Contact person: Dr-Ing. Pablo Lanillos

Description: The robot should be able to distinguish its own body from other agents and inanimate objects in order to interact with the environment. For this purpose, the robot learns the relation between the sensors and the actuators (i.e., spatio-temporal sensorimotor correlations). This should involve more than one sensor modality such as touch, vision and proprioception. This is a quite novel approach within the embodied artificial intelligence and gets inspiration from robotics, artificial intelligence and cognitive sciences. The study will be mainly performed on the humanoid robot TOMM developed at ICS. It consists of two UR-5 arms and a base (compact omni-directional mobile platform), running under ROS. It is almost covered with artificial skin and has stereo and RGBD vision systems.

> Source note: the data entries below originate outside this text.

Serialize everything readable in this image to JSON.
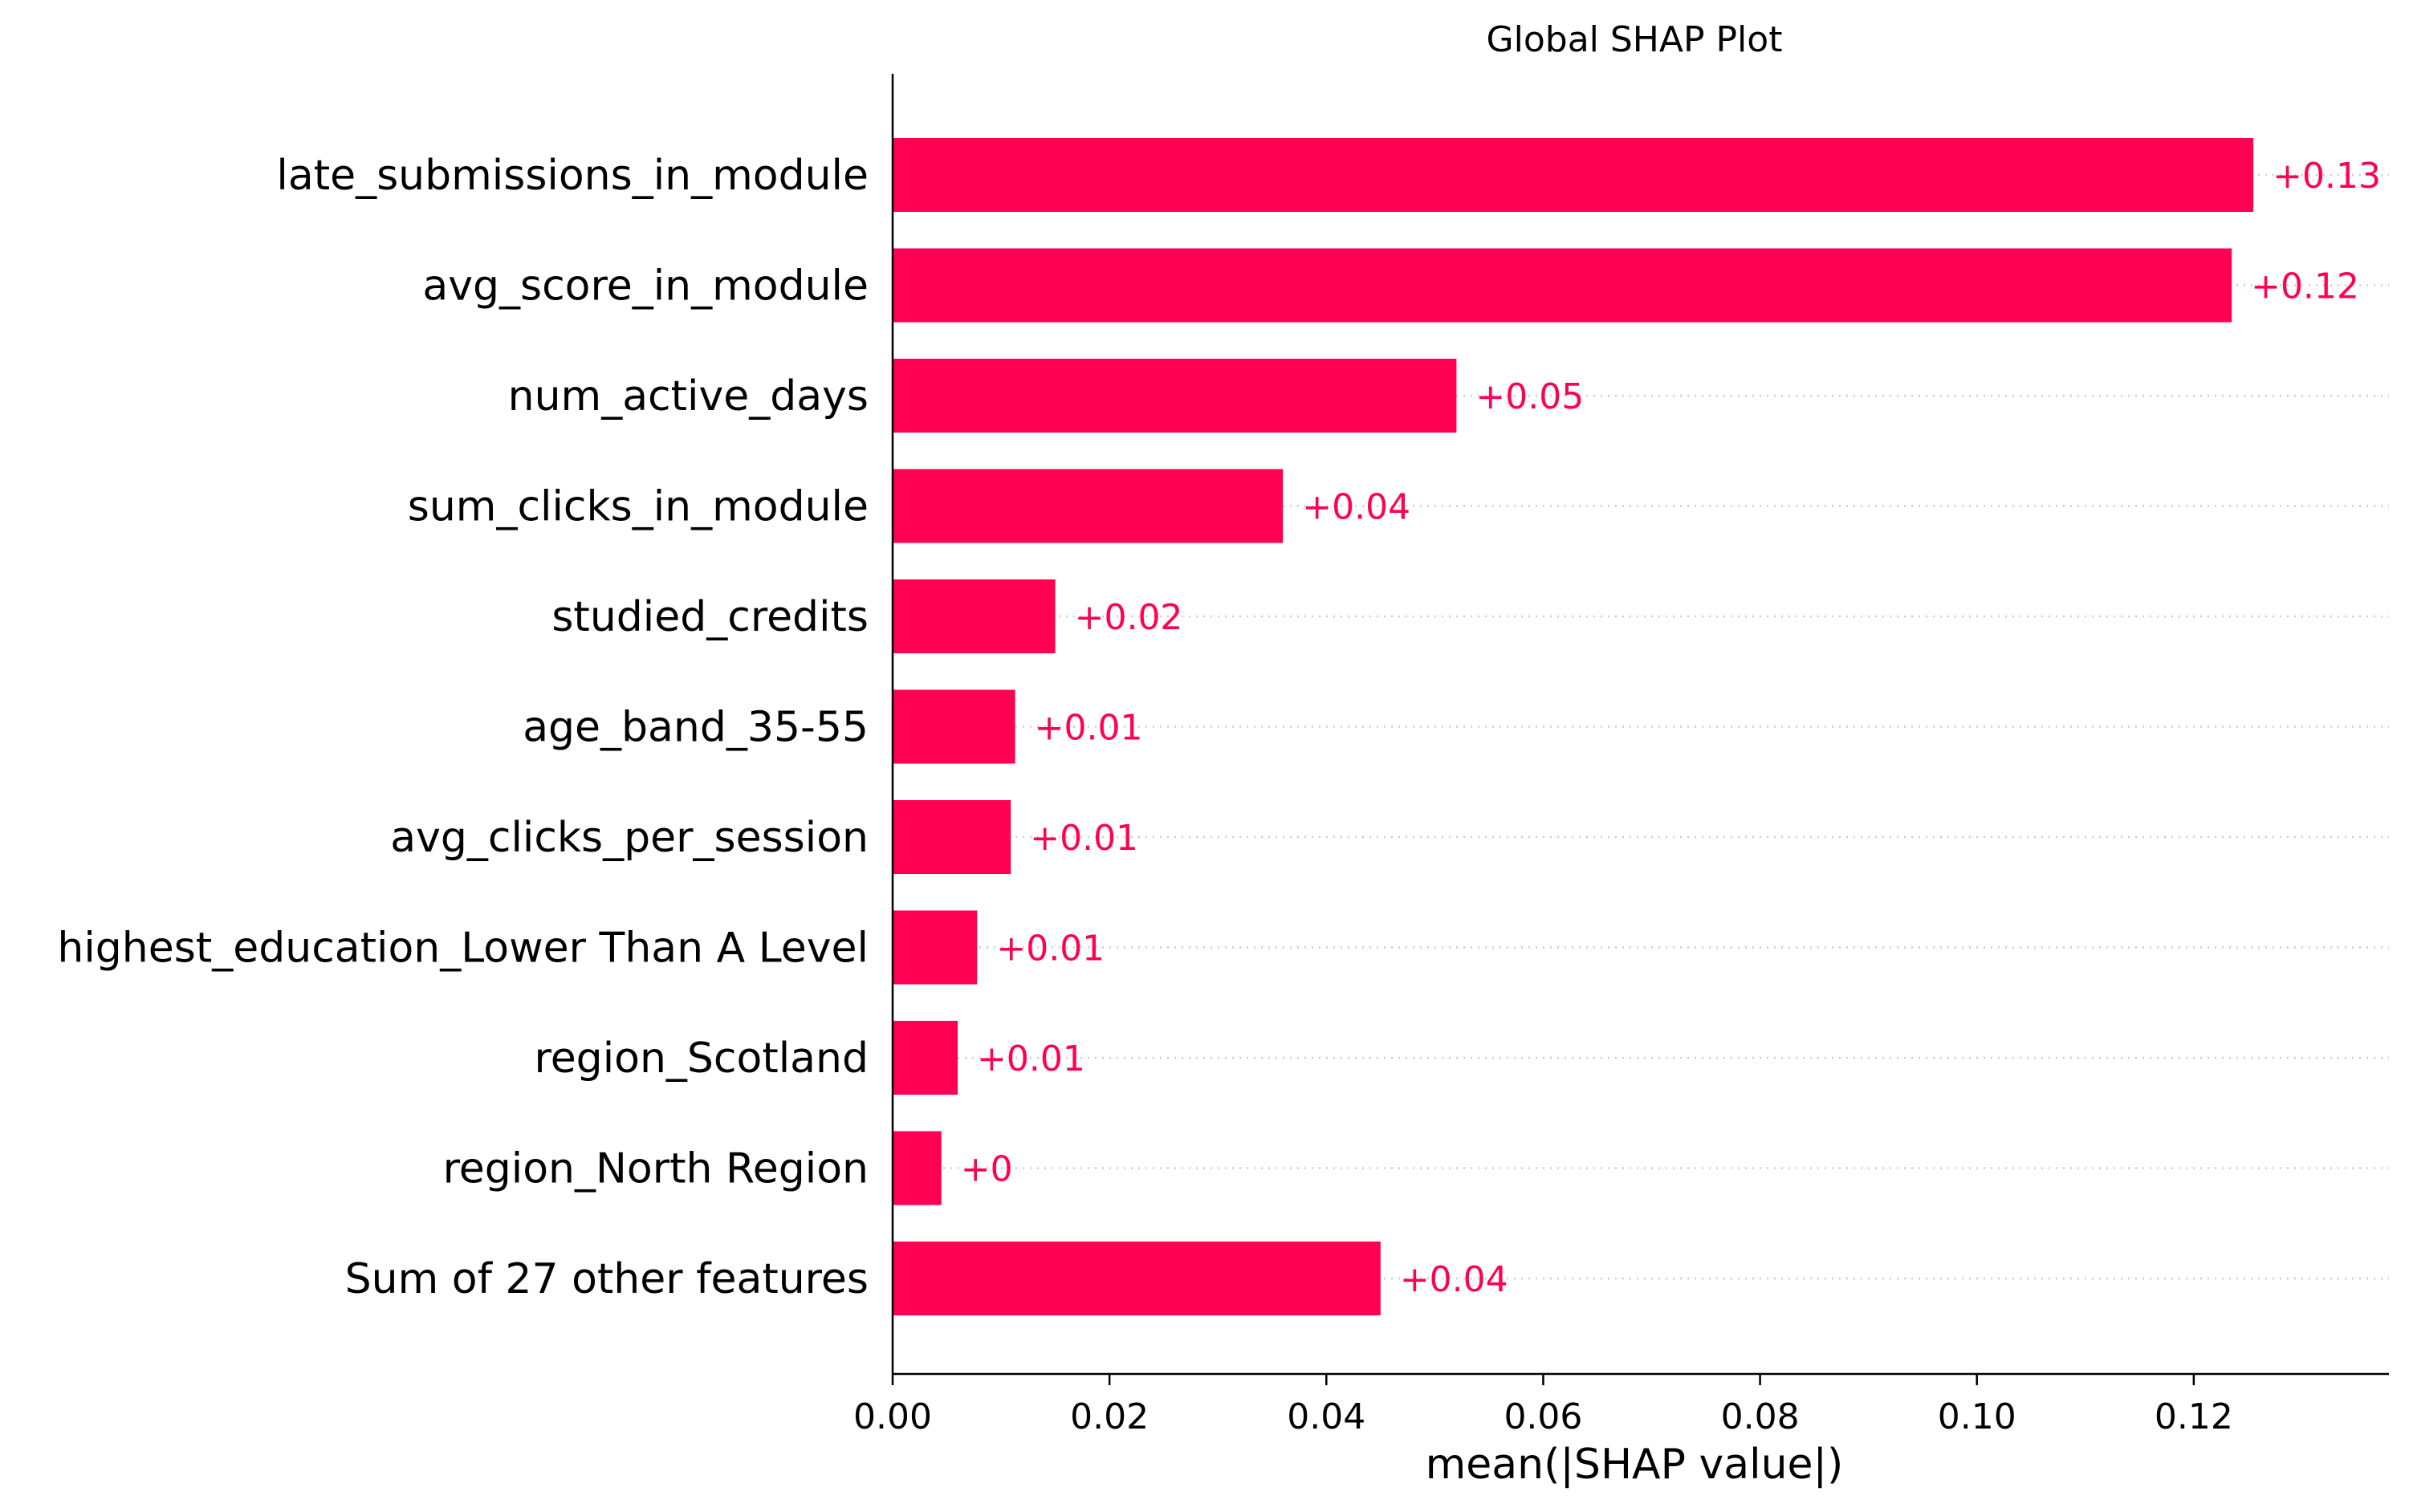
{
  "chart_data": {
    "type": "bar",
    "orientation": "horizontal",
    "title": "Global SHAP Plot",
    "xlabel": "mean(|SHAP value|)",
    "ylabel": "",
    "xlim": [
      0.0,
      0.138
    ],
    "xticks": [
      0.0,
      0.02,
      0.04,
      0.06,
      0.08,
      0.1,
      0.12
    ],
    "xtick_labels": [
      "0.00",
      "0.02",
      "0.04",
      "0.06",
      "0.08",
      "0.10",
      "0.12"
    ],
    "grid": false,
    "row_guides": "dotted",
    "bar_color": "#ff0052",
    "label_color": "#ff0052",
    "categories": [
      "late_submissions_in_module",
      "avg_score_in_module",
      "num_active_days",
      "sum_clicks_in_module",
      "studied_credits",
      "age_band_35-55",
      "avg_clicks_per_session",
      "highest_education_Lower Than A Level",
      "region_Scotland",
      "region_North Region",
      "Sum of 27 other features"
    ],
    "values": [
      0.1255,
      0.1235,
      0.052,
      0.036,
      0.015,
      0.0113,
      0.0109,
      0.0078,
      0.006,
      0.0045,
      0.045
    ],
    "data_labels": [
      "+0.13",
      "+0.12",
      "+0.05",
      "+0.04",
      "+0.02",
      "+0.01",
      "+0.01",
      "+0.01",
      "+0.01",
      "+0",
      "+0.04"
    ]
  }
}
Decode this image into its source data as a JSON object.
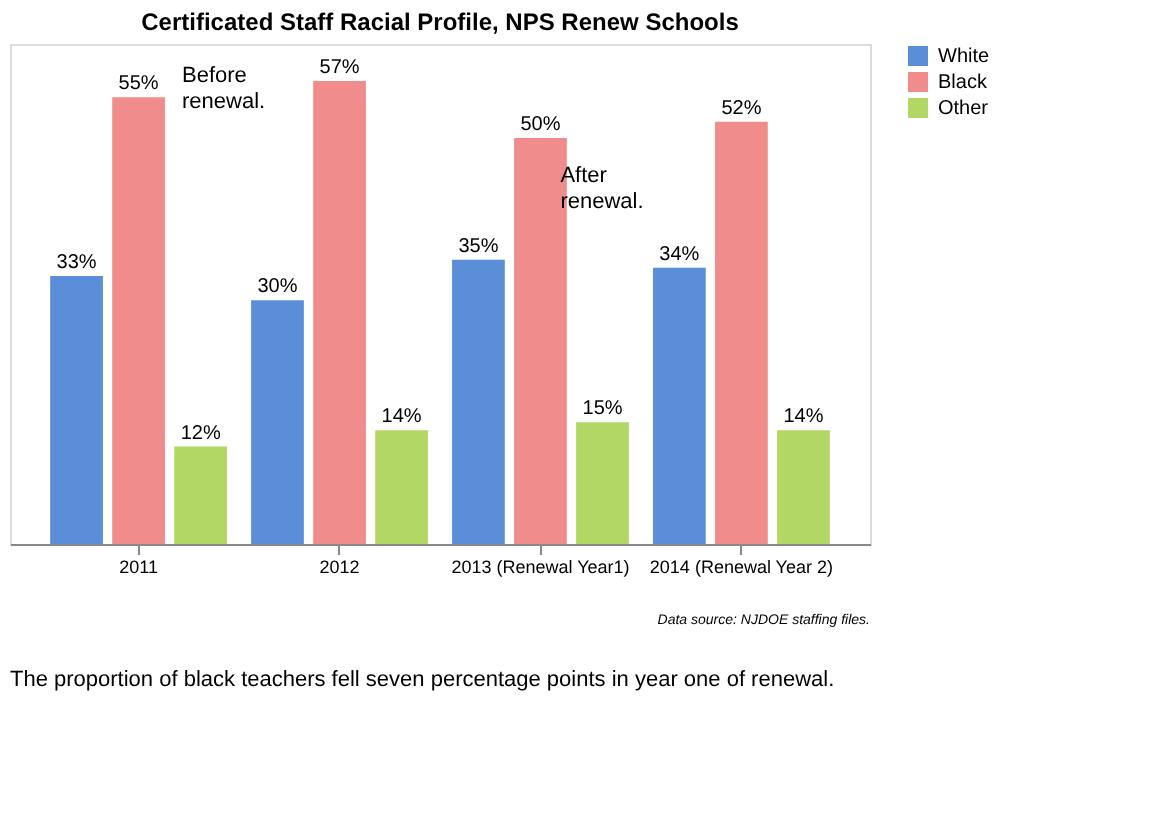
{
  "chart_data": {
    "type": "bar",
    "title": "Certificated Staff Racial Profile, NPS Renew Schools",
    "categories": [
      "2011",
      "2012",
      "2013 (Renewal Year1)",
      "2014 (Renewal Year 2)"
    ],
    "series": [
      {
        "name": "White",
        "color": "#5b8ed8",
        "values": [
          33,
          30,
          35,
          34
        ],
        "value_labels": [
          "33%",
          "30%",
          "35%",
          "34%"
        ]
      },
      {
        "name": "Black",
        "color": "#f08c8c",
        "values": [
          55,
          57,
          50,
          52
        ],
        "value_labels": [
          "55%",
          "57%",
          "50%",
          "52%"
        ]
      },
      {
        "name": "Other",
        "color": "#b3d765",
        "values": [
          12,
          14,
          15,
          14
        ],
        "value_labels": [
          "12%",
          "14%",
          "15%",
          "14%"
        ]
      }
    ],
    "annotations": [
      "Before renewal.",
      "After renewal.",
      "Data source: NJDOE staffing files.",
      "The proportion of black teachers fell seven percentage points in year one of renewal."
    ],
    "grid": false,
    "legend": "right"
  }
}
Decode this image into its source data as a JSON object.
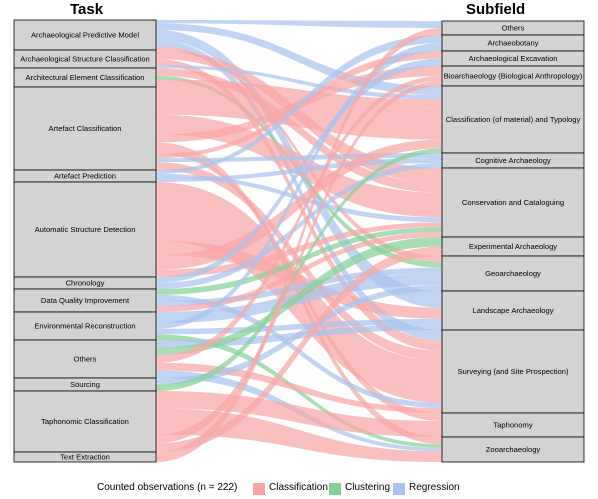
{
  "titles": {
    "left": "Task",
    "right": "Subfield"
  },
  "colors": {
    "classification": "#f8a6a6",
    "clustering": "#86d195",
    "regression": "#a9c3ef",
    "node_fill": "#d3d3d3",
    "node_stroke": "#000000"
  },
  "tasks": [
    "Archaeological Predictive Model",
    "Archaeological Structure Classification",
    "Architectural Element Classification",
    "Artefact Classification",
    "Artefact Prediction",
    "Automatic Structure Detection",
    "Chronology",
    "Data Quality Improvement",
    "Environmental Reconstruction",
    "Others",
    "Sourcing",
    "Taphonomic Classification",
    "Text Extraction"
  ],
  "subfields": [
    "Others",
    "Archaeobotany",
    "Archaeological Excavation",
    "Bioarchaeology (Biological Anthropology)",
    "Classification (of material) and Typology",
    "Cognitive Archaeology",
    "Conservation and Cataloguing",
    "Experimental Archaeology",
    "Geoarchaeology",
    "Landscape Archaeology",
    "Surveying (and Site Prospection)",
    "Taphonomy",
    "Zooarchaeology"
  ],
  "legend": {
    "title": "Counted observations (n = 222)",
    "items": [
      {
        "label": "Classification",
        "color": "#f8a6a6"
      },
      {
        "label": "Clustering",
        "color": "#86d195"
      },
      {
        "label": "Regression",
        "color": "#a9c3ef"
      }
    ]
  }
}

The thesis is associated with the SELFCEPTION Marie Skłodowska-Curie project. For more info please visit: www.selfception.eu. Tasks and Objectives The Master thesis project goal will be adapted depending on the background and motivations of the student (control, machine learning, etc)

General goals:

1. Implement a system in ROS able to grab multisensory information from the robot using the available interfaces (from the artificial skin, the joint positions and the visual data).

2. Design an algorithm that learns the relation between sensors and actuators (regressor, connectionist, Bayesian inference, ...).

3. Design an on-line algorithm that learns the sensorimotor contingencies during robot interaction.

4. Implement self-exploration and interaction algorithms.

Prerequisites:

Programming skills in C++ and Robotic Operating System (ROS)

Probabilistic, connectionist or regressors modelling knowledge is a plus.